Peu après 2001, l’Odyssée de l’espace, les années 1970 ont vu se développer des concepts d’usines orbitales profitant de l’impesanteur pour fabriquer matériaux et médicaments impossibles à réaliser sur Terre. Des idées de cités dans l’espace de plusieurs milliers voire millions d’habitants sont sorties d’études réalisées par des universités prestigieuses et on pense plus particulièrement aux gigantesques cylindres en rotation que Gerard O’Neill exposait dans des séminaires à Princeton, inspirant un certain Jeff Bezos.
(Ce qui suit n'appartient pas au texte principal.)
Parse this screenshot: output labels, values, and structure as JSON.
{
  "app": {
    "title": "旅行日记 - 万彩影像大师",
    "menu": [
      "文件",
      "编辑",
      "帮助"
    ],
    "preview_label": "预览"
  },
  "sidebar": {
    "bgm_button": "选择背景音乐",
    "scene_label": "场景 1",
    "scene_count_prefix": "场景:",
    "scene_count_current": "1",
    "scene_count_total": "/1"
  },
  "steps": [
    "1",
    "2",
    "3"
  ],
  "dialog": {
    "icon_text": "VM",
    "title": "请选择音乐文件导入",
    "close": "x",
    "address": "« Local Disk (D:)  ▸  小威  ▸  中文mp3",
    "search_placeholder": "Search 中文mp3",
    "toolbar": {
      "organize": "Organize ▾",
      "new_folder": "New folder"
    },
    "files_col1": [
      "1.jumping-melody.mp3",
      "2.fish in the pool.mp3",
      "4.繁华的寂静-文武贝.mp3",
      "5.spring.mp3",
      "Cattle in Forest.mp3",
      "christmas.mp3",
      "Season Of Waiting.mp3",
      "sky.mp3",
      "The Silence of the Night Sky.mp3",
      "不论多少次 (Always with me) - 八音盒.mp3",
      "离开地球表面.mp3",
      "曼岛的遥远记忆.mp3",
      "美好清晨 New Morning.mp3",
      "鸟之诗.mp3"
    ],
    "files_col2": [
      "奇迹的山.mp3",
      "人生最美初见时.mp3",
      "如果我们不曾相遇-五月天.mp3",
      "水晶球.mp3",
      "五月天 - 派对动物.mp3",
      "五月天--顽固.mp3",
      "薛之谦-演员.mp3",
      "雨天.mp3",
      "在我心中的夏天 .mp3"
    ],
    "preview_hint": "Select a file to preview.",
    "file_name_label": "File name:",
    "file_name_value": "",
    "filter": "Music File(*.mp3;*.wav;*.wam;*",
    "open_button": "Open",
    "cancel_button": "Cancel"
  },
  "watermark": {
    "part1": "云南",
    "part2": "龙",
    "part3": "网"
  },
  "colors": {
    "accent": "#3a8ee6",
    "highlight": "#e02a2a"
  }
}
Ce dernier, ayant fait fortune avec Amazon, soutient sa compagnie spatiale Blue Origin, qui affiche très officiellement la volonté de bâtir « un avenir où des millions de personnes vivront et travailleront dans l’espace ». D’autres projettent une Mars habitée et peut-être même terraformée, ce qui constitue d’autres rêves futuristes des années 1970. C’est un aspect différent que nous apprend l’espace : l’importance de l’inspiration pour bâtir un avenir. Toutefois, la génération des entrepreneurs du New Space, bien que nourrie par des réflexions des années 1970, n’a plus pour outil l’initiative étatique, mais celle du commerce, des sociétés privées. Les changements à venir ne font probablement que commencer alors que les ruptures sont déjà brutales, à l’image du lanceur Falcon 9, dont le premier étage est réutilisable une vingtaine de fois.
Certaines visions jugées irréalistes après les années 1970 prendront peut-être corps. La fabrication de médicaments dans l’espace a ainsi été testée à deux reprises par la société Varda Space Industries, qui a fait revenir deux modestes capsules dotées d’un équipement automatique ayant produit là-haut des molécules plus « pures » (grâce à l’impesanteur) pour le Ritonavir, un médicament contre le VIH. Un congrès comme Health from Space, organisé à Cannes les 2 et 3 avril pour la troisième année consécutive, voit un rapprochement entre l’industrie pharmacologique et le spatial. Des usines automatiques sur orbite pour produire en quantité suffisante des médicaments inédits ou même imprimer en 3D des organes de remplacement ? Les participants à un tel congrès cherchent autant la faisabilité technique concrète que le modèle économique !
Bien évidemment, inutile de nier des obstacles sérieux comme la pollution orbitale, où les débris issus de l’activité spatiale mettent cette dernière en danger. Domaine où les exigences de souveraineté ont toujours été présentes et même décisives, l’astronautique n’échappe pas plus à l’instabilité géopolitique du présent. S’il y a une connaissance ou leçon supplémentaire à retenir de l’espace, c’est que ce milieu, imprévisible par essence en raison de son hostilité, pousse l’humanité à se dépasser, et qu’imposer des limites à ce qu’il nous apportera demain est un exercice au moins aussi périlleux que lui prédire des impossibilités... qui dépendent surtout de ce que nous ne savons pas.